- Written by: Gerald Seymour
- Directed by: Michael Ferguson
- Starring: Rod Steiger Anthony Perkins Alfred Burke Joanna Lumley
- Music by: Alan Parker
- Country of origin: United Kingdom
- Original language: English
- No. of series: 1
- No. of episodes: 3

Production
- Executive producers: Alan Landsburg David Cunliffe
- Producer: Michael Glynn
- Cinematography: Alan Pyrah
- Editor: Elizabeth Kling
- Running time: 52 minutes
- Production company: Yorkshire Television

Original release
- Network: ITV
- Release: 1 October – 3 October 1984

= The Glory Boys =

The Glory Boys is a 1984 British three-part television thriller miniseries made for Yorkshire Television and first broadcast on the ITV network between 1 and 3 October 1984, starring Rod Steiger and Anthony Perkins.
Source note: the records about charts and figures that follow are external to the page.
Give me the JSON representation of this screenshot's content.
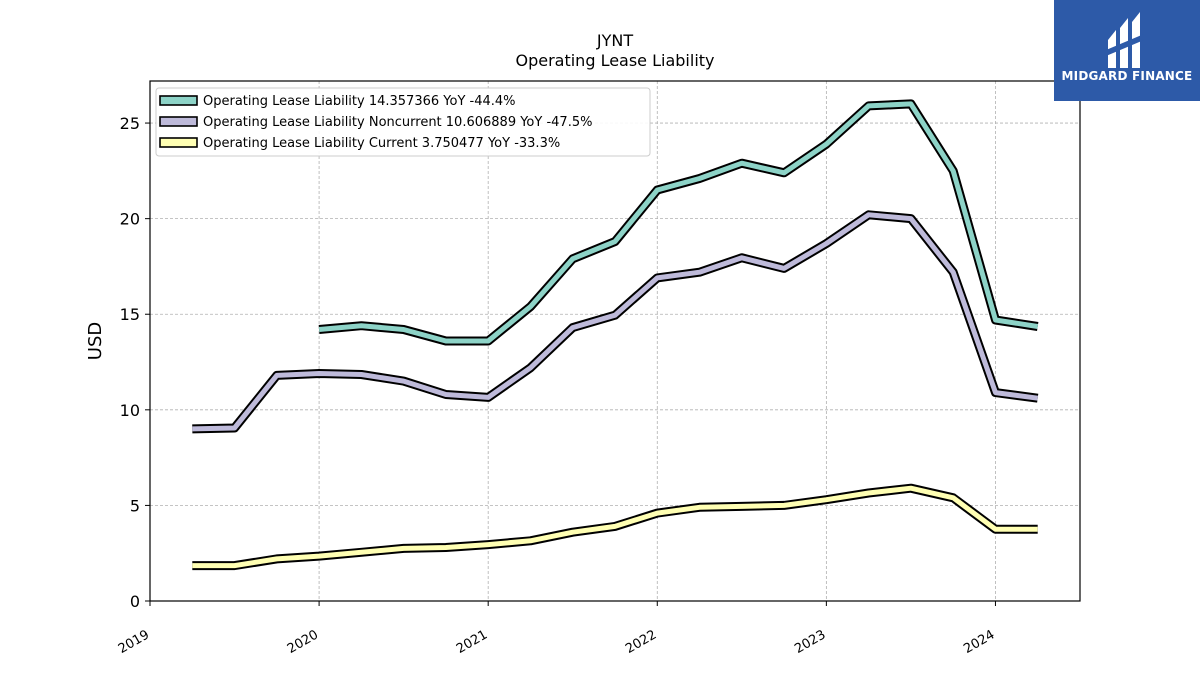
{
  "chart_data": {
    "type": "line",
    "title": "JYNT",
    "subtitle": "Operating Lease Liability",
    "ylabel": "USD",
    "xlabel": "",
    "ylim": [
      0,
      27.2
    ],
    "xlim": [
      2019.0,
      2024.5
    ],
    "yticks": [
      0,
      5,
      10,
      15,
      20,
      25
    ],
    "xticks": [
      "2019",
      "2020",
      "2021",
      "2022",
      "2023",
      "2024"
    ],
    "grid": true,
    "legend_position": "top-left",
    "series": [
      {
        "name": "Operating Lease Liability  14.357366 YoY -44.4%",
        "color": "#8dd3c7",
        "x": [
          2020.0,
          2020.25,
          2020.5,
          2020.75,
          2021.0,
          2021.25,
          2021.5,
          2021.75,
          2022.0,
          2022.25,
          2022.5,
          2022.75,
          2023.0,
          2023.25,
          2023.5,
          2023.75,
          2024.0,
          2024.25
        ],
        "y": [
          14.2,
          14.4,
          14.2,
          13.6,
          13.6,
          15.4,
          17.9,
          18.8,
          21.5,
          22.1,
          22.9,
          22.4,
          23.9,
          25.9,
          26.0,
          22.5,
          14.7,
          14.36
        ]
      },
      {
        "name": "Operating Lease Liability Noncurrent  10.606889 YoY -47.5%",
        "color": "#bebada",
        "x": [
          2019.25,
          2019.5,
          2019.75,
          2020.0,
          2020.25,
          2020.5,
          2020.75,
          2021.0,
          2021.25,
          2021.5,
          2021.75,
          2022.0,
          2022.25,
          2022.5,
          2022.75,
          2023.0,
          2023.25,
          2023.5,
          2023.75,
          2024.0,
          2024.25
        ],
        "y": [
          9.0,
          9.05,
          11.8,
          11.9,
          11.85,
          11.5,
          10.8,
          10.65,
          12.2,
          14.3,
          14.95,
          16.9,
          17.2,
          17.95,
          17.4,
          18.7,
          20.2,
          20.0,
          17.2,
          10.9,
          10.61
        ]
      },
      {
        "name": "Operating Lease Liability Current  3.750477 YoY -33.3%",
        "color": "#ffffb3",
        "x": [
          2019.25,
          2019.5,
          2019.75,
          2020.0,
          2020.25,
          2020.5,
          2020.75,
          2021.0,
          2021.25,
          2021.5,
          2021.75,
          2022.0,
          2022.25,
          2022.5,
          2022.75,
          2023.0,
          2023.25,
          2023.5,
          2023.75,
          2024.0,
          2024.25
        ],
        "y": [
          1.85,
          1.85,
          2.2,
          2.35,
          2.55,
          2.75,
          2.8,
          2.95,
          3.15,
          3.6,
          3.9,
          4.6,
          4.9,
          4.95,
          5.0,
          5.3,
          5.65,
          5.9,
          5.4,
          3.75,
          3.75
        ]
      }
    ]
  },
  "logo": {
    "text": "MIDGARD FINANCE",
    "background": "#2d5aa8",
    "icon": "midgard-logo-icon"
  }
}
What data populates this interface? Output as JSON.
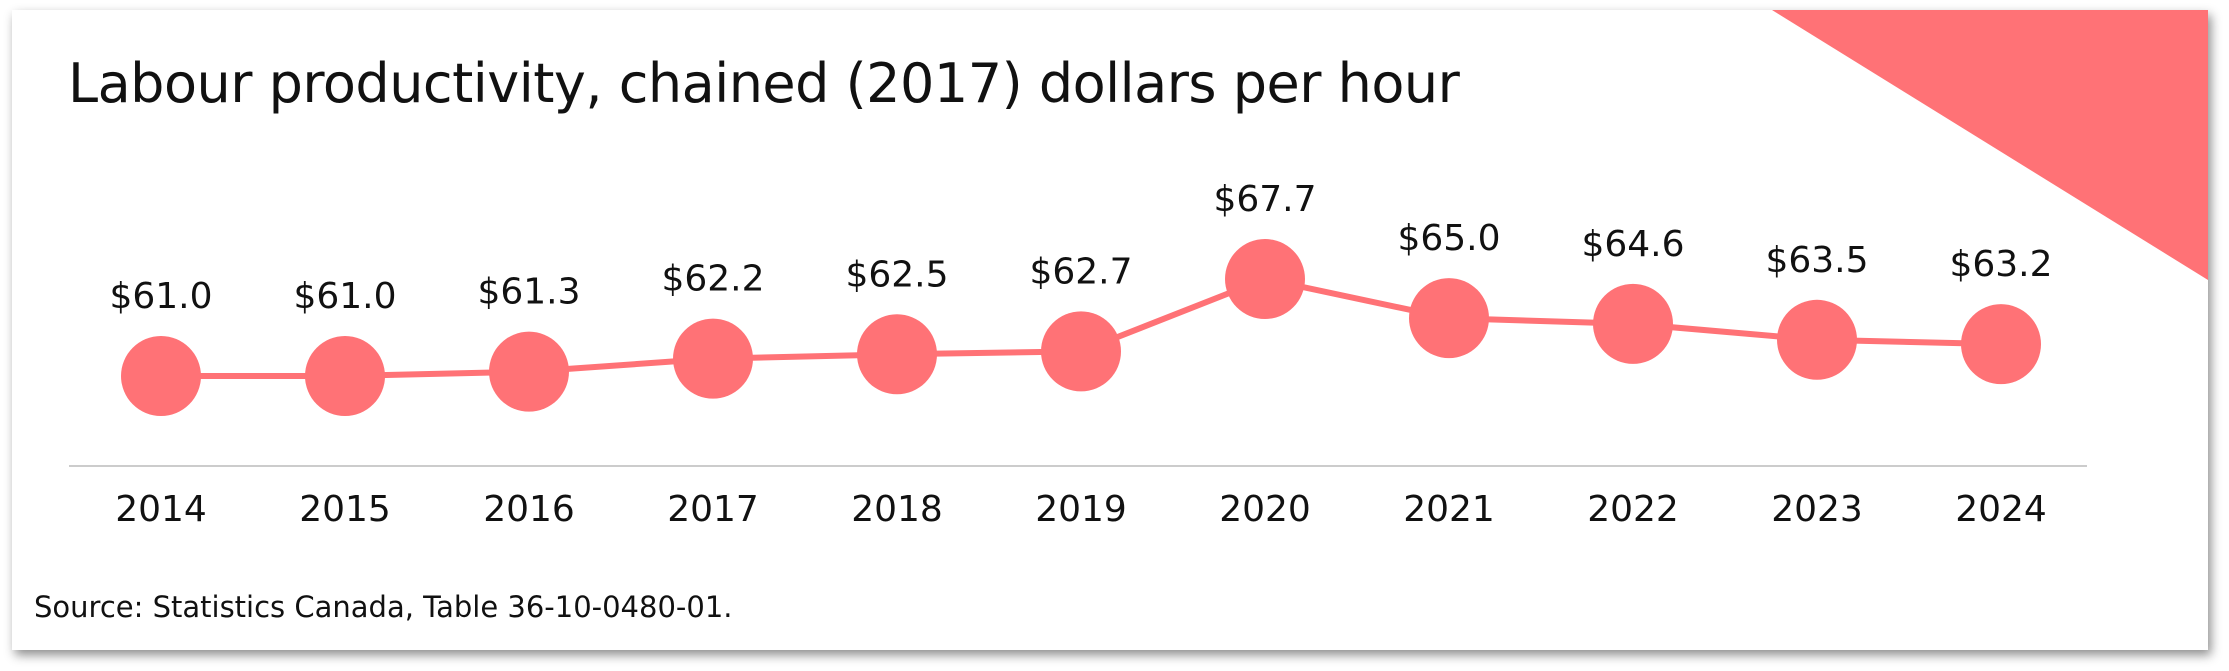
{
  "title": "Labour productivity, chained (2017) dollars per hour",
  "source": "Source: Statistics Canada, Table 36-10-0480-01.",
  "colors": {
    "series": "#FF7276",
    "corner": "#FF7276",
    "axis": "#cccccc"
  },
  "chart_data": {
    "type": "line",
    "title": "Labour productivity, chained (2017) dollars per hour",
    "xlabel": "",
    "ylabel": "",
    "categories": [
      "2014",
      "2015",
      "2016",
      "2017",
      "2018",
      "2019",
      "2020",
      "2021",
      "2022",
      "2023",
      "2024"
    ],
    "values": [
      61.0,
      61.0,
      61.3,
      62.2,
      62.5,
      62.7,
      67.7,
      65.0,
      64.6,
      63.5,
      63.2
    ],
    "data_labels": [
      "$61.0",
      "$61.0",
      "$61.3",
      "$62.2",
      "$62.5",
      "$62.7",
      "$67.7",
      "$65.0",
      "$64.6",
      "$63.5",
      "$63.2"
    ],
    "grid": false,
    "legend": "none",
    "markers": "large-circle"
  }
}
Two terrorists, one from the IRA and another from the PLO, converge in London to assassinate an Israeli nuclear scientist.

==Cast==
- Rod Steiger as Professor David Sokarev
- Anthony Perkins as Jimmy
- Alfred Burke as Jones
- Joanna Lumley as Helen
- Sallyanne Law as Norah
- Aaron Harris as Cillian McCoy
- Gary Brown as Famy

==Production==
Steiger and Perkins were at loggerheads during the production of The Glory Boys. Perkins resented the fact that Steiger insisted on a bigger trailer and felt that Steiger was trying to steal scenes from him, while Steiger had thought Perkins "so jittery and jinxed by the chemicals he was taking" that he felt sorry for him and believed that he was jeopardizing the success of the film.